Before actually tracking anything, you need to work out your required intake.
As a base guide, when it comes to calories, try:
Fat loss – 10 to 13 calories per pound of bodyweight
Muscle gain – 17 to 20 calories per pound of bodyweight
Maintenance – 14 to 16 calories per pound of bodyweight
Within these, the more active you are, the higher up the scale you go. After calories, you need to figure out your protein.
Anywhere between 0.8 and 1.25 grams per pound is just fine, with perhaps a slightly higher intake when in a fat lossphase.
After this, the rest of your calories can come from carbs and fat, with the ratio set to suit your personal preferences. One thing that is advisable however, is to get between 20 and 35% of your calories from fats, but aside from that, set them as you see fit.
An app is the easiest way to track. Websites work too, or you could even go old school with a pen and paper, but if you want ease, speed and convenience, go with an app.
If you have an iPhone, then download MyFitnessPal and use the barcode scanning function to log all the foods you eat.
One big issue that puts a lot of folk off tracking is the idea that you need to nail every calorie and every macronutrient down to the precise gram.
You don’t. Being within 5 to 10% is absolutely fine. For example, if you’re aiming for 200 grams of protein, 300 grams of carbs and 80 grams of fat, then being a few grams out (over or under) here and there is no big deal. Aim to be consistent, rather than striving for perfection.
Still a little overwhelmed? No bother – ranges work well. This ties in with the above point, but using these figures, you could simply attempt to hit anywhere between 180 and 220 grams of protein, 280 and 320 grams of carbs and 75 to 85 grams of fat. Do that every day, and you’ll be just fine.
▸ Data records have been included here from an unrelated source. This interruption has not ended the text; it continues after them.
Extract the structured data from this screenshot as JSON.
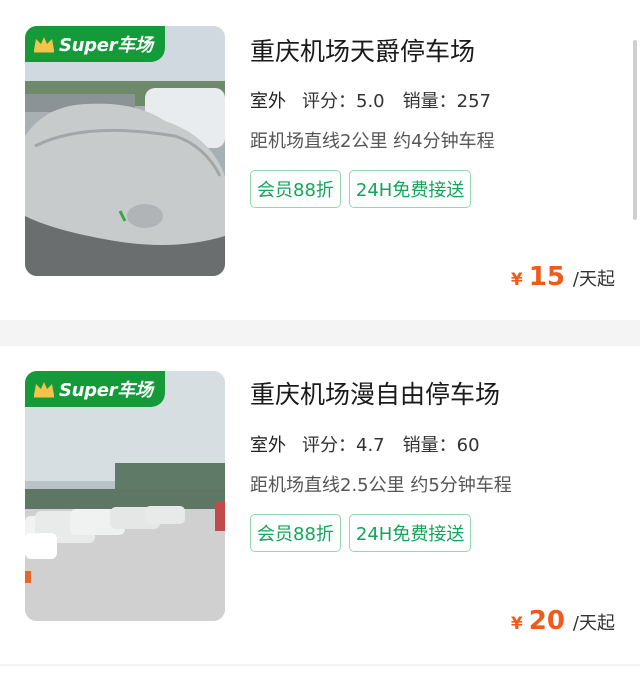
{
  "badge": {
    "text": "Super车场"
  },
  "lots": [
    {
      "name": "重庆机场天爵停车场",
      "type": "室外",
      "rating_label": "评分：5.0",
      "sales_label": "销量：257",
      "distance": "距机场直线2公里 约4分钟车程",
      "tags": [
        "会员88折",
        "24H免费接送"
      ],
      "currency": "¥",
      "price": "15",
      "unit": "/天起",
      "photo_icon": "covered-car-photo"
    },
    {
      "name": "重庆机场漫自由停车场",
      "type": "室外",
      "rating_label": "评分：4.7",
      "sales_label": "销量：60",
      "distance": "距机场直线2.5公里 约5分钟车程",
      "tags": [
        "会员88折",
        "24H免费接送"
      ],
      "currency": "¥",
      "price": "20",
      "unit": "/天起",
      "photo_icon": "parking-lot-photo"
    }
  ],
  "colors": {
    "badge_green": "#159a3a",
    "tag_green": "#13a55a",
    "price_orange": "#f05a1a"
  }
}
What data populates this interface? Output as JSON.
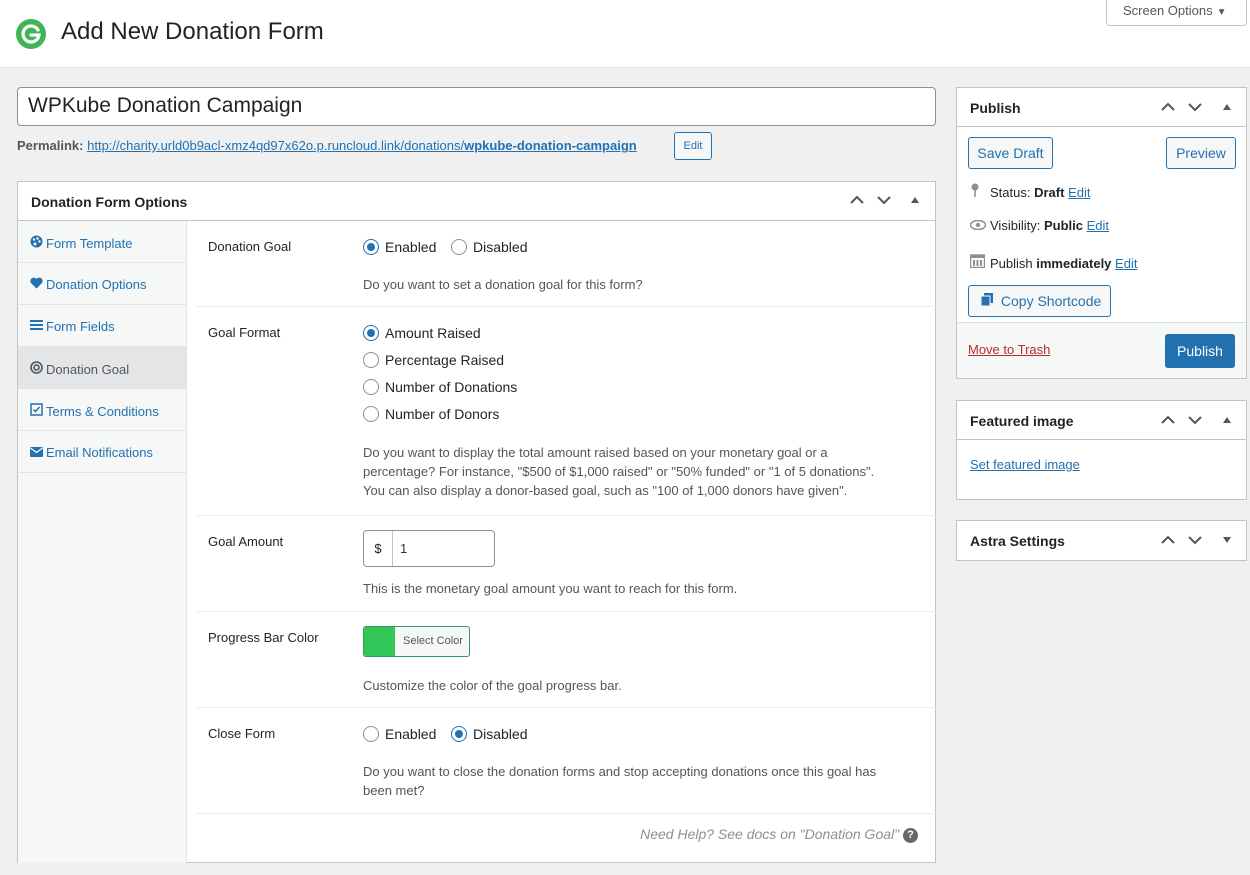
{
  "header": {
    "title": "Add New Donation Form",
    "screen_options": "Screen Options",
    "screen_options_arrow": "▼"
  },
  "post": {
    "title": "WPKube Donation Campaign",
    "permalink_label": "Permalink:",
    "permalink_base": "http://charity.urld0b9acl-xmz4qd97x62o.p.runcloud.link/donations/",
    "permalink_slug": "wpkube-donation-campaign",
    "edit_label": "Edit"
  },
  "options_panel": {
    "title": "Donation Form Options",
    "controls": [
      "^",
      "v",
      "▲"
    ],
    "tabs": [
      {
        "icon": "🎨",
        "label": "Form Template"
      },
      {
        "icon": "♥",
        "label": "Donation Options"
      },
      {
        "icon": "☰",
        "label": "Form Fields"
      },
      {
        "icon": "◎",
        "label": "Donation Goal"
      },
      {
        "icon": "☑",
        "label": "Terms & Conditions"
      },
      {
        "icon": "✉",
        "label": "Email Notifications"
      }
    ],
    "active_tab": "Donation Goal",
    "donation_goal": {
      "label": "Donation Goal",
      "options": [
        "Enabled",
        "Disabled"
      ],
      "selected": "Enabled",
      "description": "Do you want to set a donation goal for this form?"
    },
    "goal_format": {
      "label": "Goal Format",
      "options": [
        "Amount Raised",
        "Percentage Raised",
        "Number of Donations",
        "Number of Donors"
      ],
      "selected": "Amount Raised",
      "description_lines": [
        "Do you want to display the total amount raised based on your monetary goal or a",
        "percentage? For instance, \"$500 of $1,000 raised\" or \"50% funded\" or \"1 of 5 donations\".",
        "You can also display a donor-based goal, such as \"100 of 1,000 donors have given\"."
      ]
    },
    "goal_amount": {
      "label": "Goal Amount",
      "currency": "$",
      "value": "1",
      "description": "This is the monetary goal amount you want to reach for this form."
    },
    "progress_bar_color": {
      "label": "Progress Bar Color",
      "button": "Select Color",
      "color": "#33c759",
      "description": "Customize the color of the goal progress bar."
    },
    "close_form": {
      "label": "Close Form",
      "options": [
        "Enabled",
        "Disabled"
      ],
      "selected": "Disabled",
      "description_lines": [
        "Do you want to close the donation forms and stop accepting donations once this goal has",
        "been met?"
      ]
    },
    "help_text": "Need Help? See docs on \"Donation Goal\"",
    "help_icon": "?"
  },
  "publish": {
    "title": "Publish",
    "controls": [
      "^",
      "v",
      "▲"
    ],
    "save_draft": "Save Draft",
    "preview": "Preview",
    "status_label": "Status:",
    "status_value": "Draft",
    "visibility_label": "Visibility:",
    "visibility_value": "Public",
    "publish_label": "Publish",
    "publish_value": "immediately",
    "edit": "Edit",
    "copy_shortcode": "Copy Shortcode",
    "move_to_trash": "Move to Trash",
    "publish_button": "Publish"
  },
  "featured_image": {
    "title": "Featured image",
    "controls": [
      "^",
      "v",
      "▲"
    ],
    "link": "Set featured image"
  },
  "astra": {
    "title": "Astra Settings",
    "controls": [
      "^",
      "v",
      "▼"
    ]
  },
  "colors": {
    "accent": "#2271b1",
    "danger": "#b32d2e",
    "logo": "#3eb655"
  }
}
An even simpler step is to opt to simply track calories and protein.
Again, ranges come in useful here, so if you worked out that you needed 2,050 calories, then your target could actually be 1,900 to 2,200 calories.
Then, have 0.8 grams of protein per pound as your minimum intake, and if you go a little above, so be it.
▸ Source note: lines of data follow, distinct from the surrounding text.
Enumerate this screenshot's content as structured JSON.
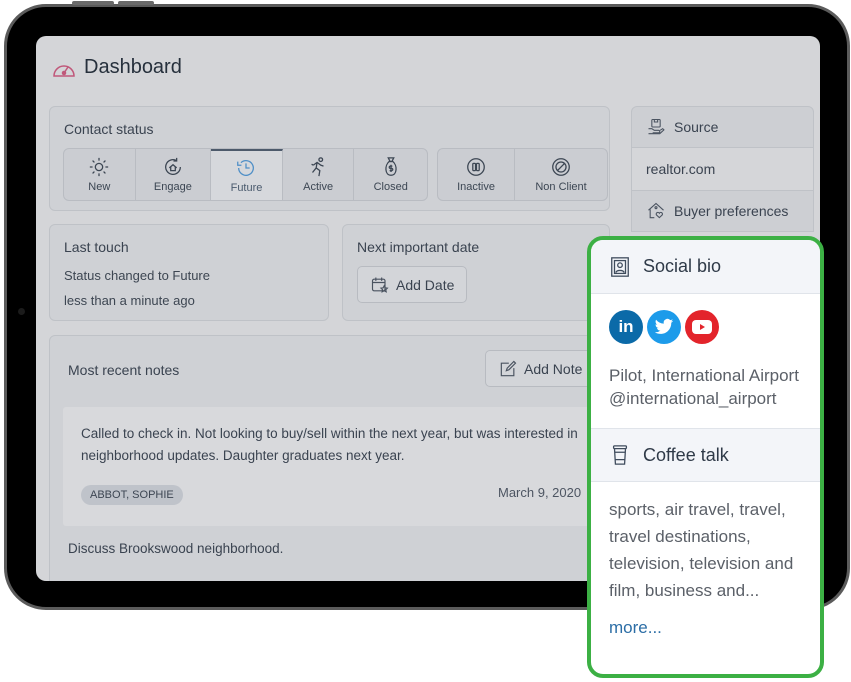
{
  "page": {
    "title": "Dashboard",
    "title_icon": "speedometer-icon"
  },
  "contact_status": {
    "label": "Contact status",
    "active": "Future",
    "group1": [
      {
        "label": "New",
        "icon": "sun-icon"
      },
      {
        "label": "Engage",
        "icon": "house-cycle-icon"
      },
      {
        "label": "Future",
        "icon": "history-clock-icon"
      },
      {
        "label": "Active",
        "icon": "running-person-icon"
      },
      {
        "label": "Closed",
        "icon": "money-bag-icon"
      }
    ],
    "group2": [
      {
        "label": "Inactive",
        "icon": "pause-circle-icon"
      },
      {
        "label": "Non Client",
        "icon": "prohibited-icon"
      }
    ]
  },
  "last_touch": {
    "label": "Last touch",
    "status": "Status changed to Future",
    "time": "less than a minute ago"
  },
  "next_date": {
    "label": "Next important date",
    "button": "Add Date"
  },
  "notes": {
    "label": "Most recent notes",
    "button": "Add Note",
    "items": [
      {
        "text": "Called to check in. Not looking to buy/sell within the next year, but was interested in neighborhood updates. Daughter graduates next year.",
        "tag": "ABBOT, SOPHIE",
        "date": "March 9, 2020"
      },
      {
        "text": "Discuss Brookswood neighborhood."
      }
    ]
  },
  "right": {
    "source_label": "Source",
    "source_value": "realtor.com",
    "buyer_prefs_label": "Buyer preferences"
  },
  "social_bio": {
    "label": "Social bio",
    "networks": [
      "LinkedIn",
      "Twitter",
      "YouTube"
    ],
    "bio_line1": "Pilot, International Airport",
    "handle": "@international_airport"
  },
  "coffee_talk": {
    "label": "Coffee talk",
    "topics": "sports, air travel, travel, travel destinations, television, television and film, business and...",
    "more_link": "more..."
  },
  "colors": {
    "highlight": "#3cb044",
    "accent": "#4f8fc7",
    "link": "#2c6ea6"
  }
}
Struggling to hit your numbers or not getting the results you want? Then make a change…
You need to give your initial numbers a good 3 to 4 weeks to see how you respond to them, but after that – tweak away!
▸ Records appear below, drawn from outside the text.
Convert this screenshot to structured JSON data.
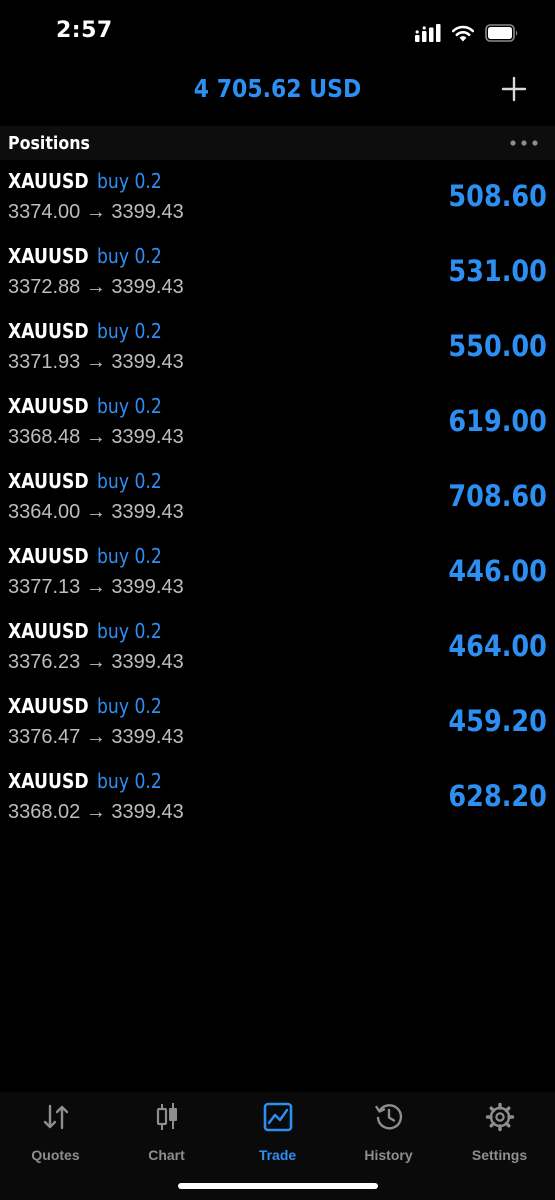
{
  "status": {
    "time": "2:57"
  },
  "header": {
    "balance": "4 705.62 USD"
  },
  "section": {
    "title": "Positions"
  },
  "positions": [
    {
      "symbol": "XAUUSD",
      "type": "buy 0.2",
      "open": "3374.00",
      "arrow": "→",
      "current": "3399.43",
      "profit": "508.60"
    },
    {
      "symbol": "XAUUSD",
      "type": "buy 0.2",
      "open": "3372.88",
      "arrow": "→",
      "current": "3399.43",
      "profit": "531.00"
    },
    {
      "symbol": "XAUUSD",
      "type": "buy 0.2",
      "open": "3371.93",
      "arrow": "→",
      "current": "3399.43",
      "profit": "550.00"
    },
    {
      "symbol": "XAUUSD",
      "type": "buy 0.2",
      "open": "3368.48",
      "arrow": "→",
      "current": "3399.43",
      "profit": "619.00"
    },
    {
      "symbol": "XAUUSD",
      "type": "buy 0.2",
      "open": "3364.00",
      "arrow": "→",
      "current": "3399.43",
      "profit": "708.60"
    },
    {
      "symbol": "XAUUSD",
      "type": "buy 0.2",
      "open": "3377.13",
      "arrow": "→",
      "current": "3399.43",
      "profit": "446.00"
    },
    {
      "symbol": "XAUUSD",
      "type": "buy 0.2",
      "open": "3376.23",
      "arrow": "→",
      "current": "3399.43",
      "profit": "464.00"
    },
    {
      "symbol": "XAUUSD",
      "type": "buy 0.2",
      "open": "3376.47",
      "arrow": "→",
      "current": "3399.43",
      "profit": "459.20"
    },
    {
      "symbol": "XAUUSD",
      "type": "buy 0.2",
      "open": "3368.02",
      "arrow": "→",
      "current": "3399.43",
      "profit": "628.20"
    }
  ],
  "tabs": [
    {
      "label": "Quotes",
      "icon": "quotes-arrows-icon"
    },
    {
      "label": "Chart",
      "icon": "candlestick-chart-icon"
    },
    {
      "label": "Trade",
      "icon": "trade-line-chart-icon",
      "active": true
    },
    {
      "label": "History",
      "icon": "history-clock-icon"
    },
    {
      "label": "Settings",
      "icon": "gear-icon"
    }
  ],
  "colors": {
    "accent": "#2e8ff2",
    "background": "#000000",
    "inactive": "#8e8e8e"
  }
}
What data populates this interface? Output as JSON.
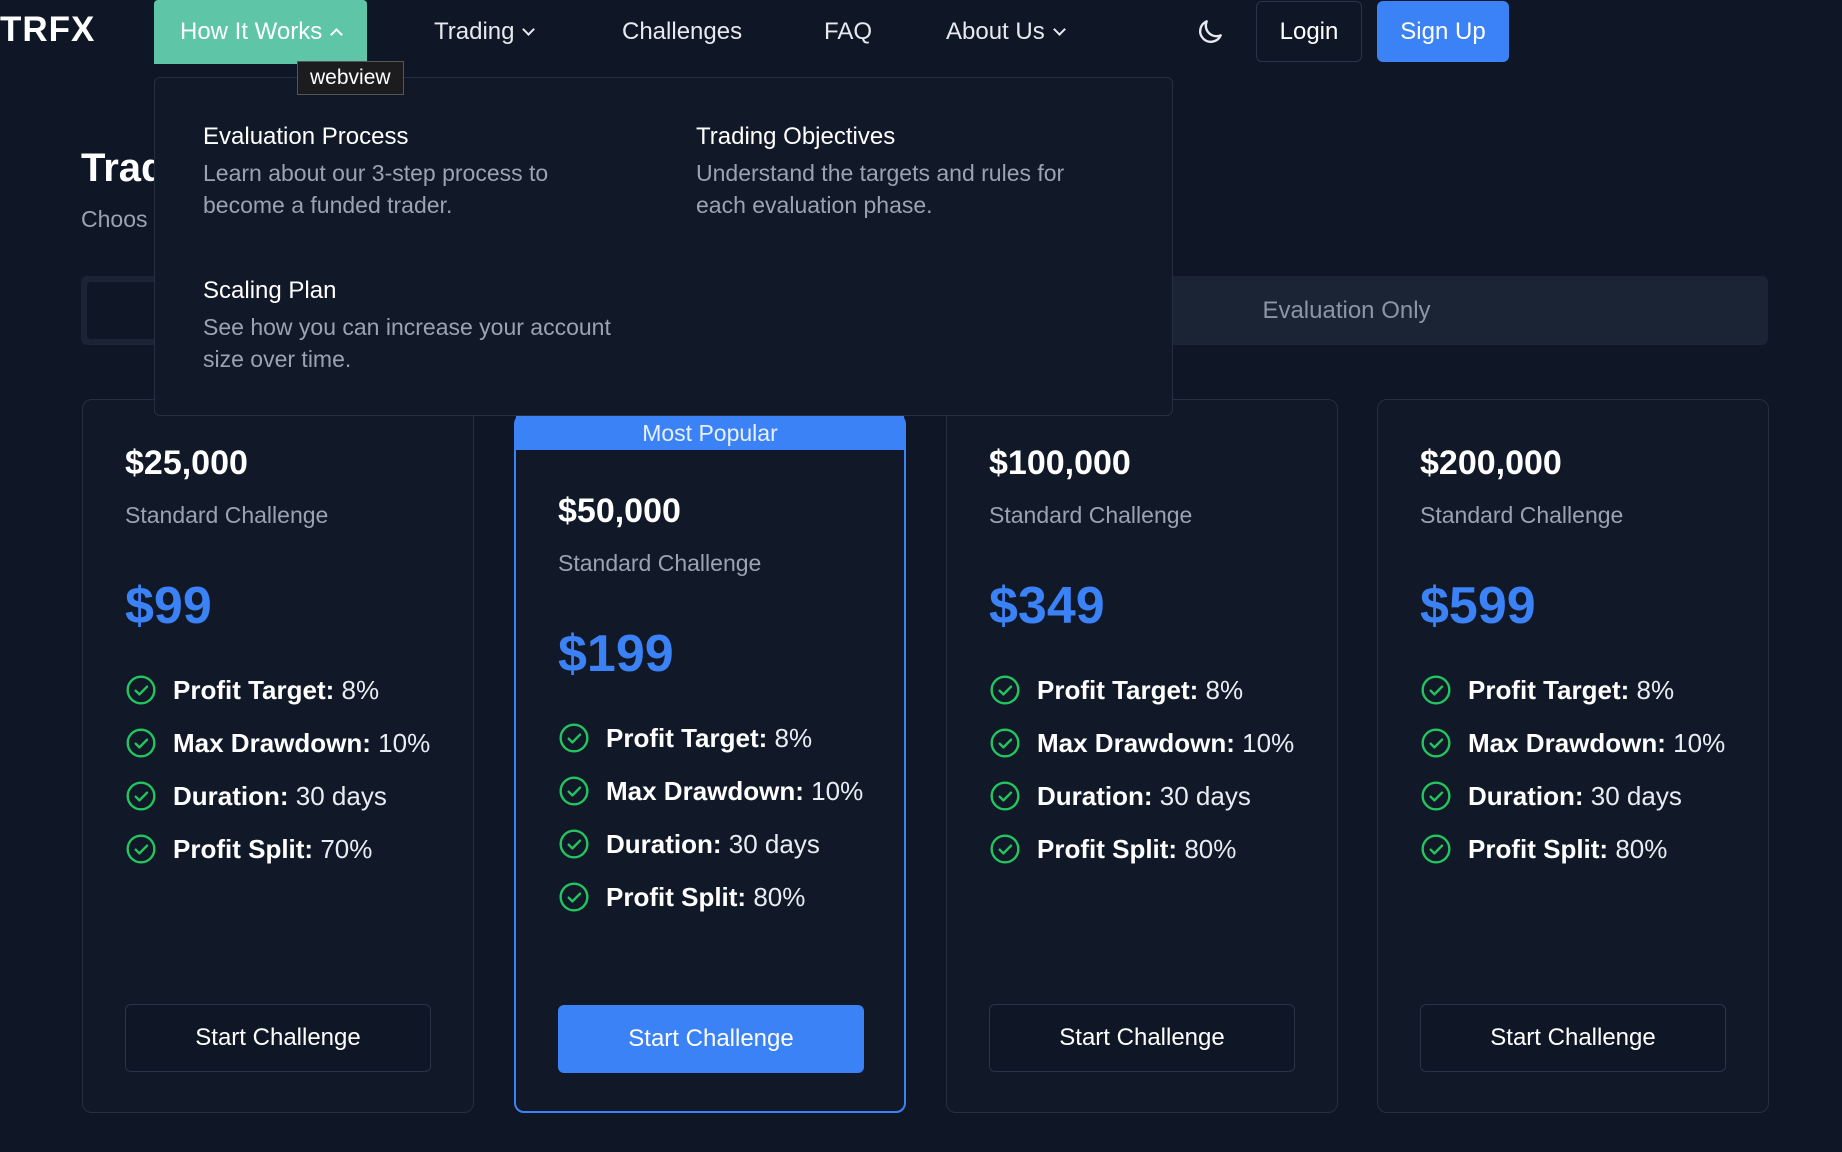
{
  "brand": {
    "logo": "TRFX"
  },
  "nav": {
    "how_it_works": "How It Works",
    "trading": "Trading",
    "challenges": "Challenges",
    "faq": "FAQ",
    "about_us": "About Us",
    "login": "Login",
    "sign_up": "Sign Up"
  },
  "tooltip": "webview",
  "dropdown": {
    "items": [
      {
        "title": "Evaluation Process",
        "desc": "Learn about our 3-step process to become a funded trader."
      },
      {
        "title": "Trading Objectives",
        "desc": "Understand the targets and rules for each evaluation phase."
      },
      {
        "title": "Scaling Plan",
        "desc": "See how you can increase your account size over time."
      }
    ]
  },
  "page": {
    "title_visible": "Trad",
    "subtitle_visible": "Choos"
  },
  "tabs": {
    "right_label": "Evaluation Only"
  },
  "plans": [
    {
      "amount": "$25,000",
      "type": "Standard Challenge",
      "price": "$99",
      "features": [
        {
          "label": "Profit Target:",
          "value": "8%"
        },
        {
          "label": "Max Drawdown:",
          "value": "10%"
        },
        {
          "label": "Duration:",
          "value": "30 days"
        },
        {
          "label": "Profit Split:",
          "value": "70%"
        }
      ],
      "cta": "Start Challenge"
    },
    {
      "badge": "Most Popular",
      "amount": "$50,000",
      "type": "Standard Challenge",
      "price": "$199",
      "features": [
        {
          "label": "Profit Target:",
          "value": "8%"
        },
        {
          "label": "Max Drawdown:",
          "value": "10%"
        },
        {
          "label": "Duration:",
          "value": "30 days"
        },
        {
          "label": "Profit Split:",
          "value": "80%"
        }
      ],
      "cta": "Start Challenge"
    },
    {
      "amount": "$100,000",
      "type": "Standard Challenge",
      "price": "$349",
      "features": [
        {
          "label": "Profit Target:",
          "value": "8%"
        },
        {
          "label": "Max Drawdown:",
          "value": "10%"
        },
        {
          "label": "Duration:",
          "value": "30 days"
        },
        {
          "label": "Profit Split:",
          "value": "80%"
        }
      ],
      "cta": "Start Challenge"
    },
    {
      "amount": "$200,000",
      "type": "Standard Challenge",
      "price": "$599",
      "features": [
        {
          "label": "Profit Target:",
          "value": "8%"
        },
        {
          "label": "Max Drawdown:",
          "value": "10%"
        },
        {
          "label": "Duration:",
          "value": "30 days"
        },
        {
          "label": "Profit Split:",
          "value": "80%"
        }
      ],
      "cta": "Start Challenge"
    }
  ],
  "icons": {
    "theme_toggle": "moon-icon",
    "feature_check": "check-circle-icon",
    "nav_caret": "chevron-down-icon",
    "nav_caret_open": "chevron-up-icon"
  },
  "colors": {
    "background": "#0f1626",
    "card": "#111827",
    "accent": "#3b82f6",
    "active_nav": "#5ec6a6",
    "check": "#22c55e"
  }
}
If you’re aiming for fat loss, and not losing anything, lower your daily calories by between 50 and 150 (mainly by cutting carbs and fat) and do the opposite if you’re trying to bulk and not getting bigger or stronger.
The other change would be if you’re really struggling to hit your numbers, even with ranges. Provided you get at least 0.8 grams of protein per pound, the rest doesn’t matter too much, so if calories and protein are on point, feel free to manipulate anything else as needed.
When out for a meal, grabbing food from a restaurant, or eating on the go, it’s fine to guesstimate macros. Once again, the key is consistency, not perfection. Don’t sweat it if you don’t know the exact numbers – you’re probably a better guesser than you think.
So chill out, eat some tasty food, track roughly, and get ready for your best results ever.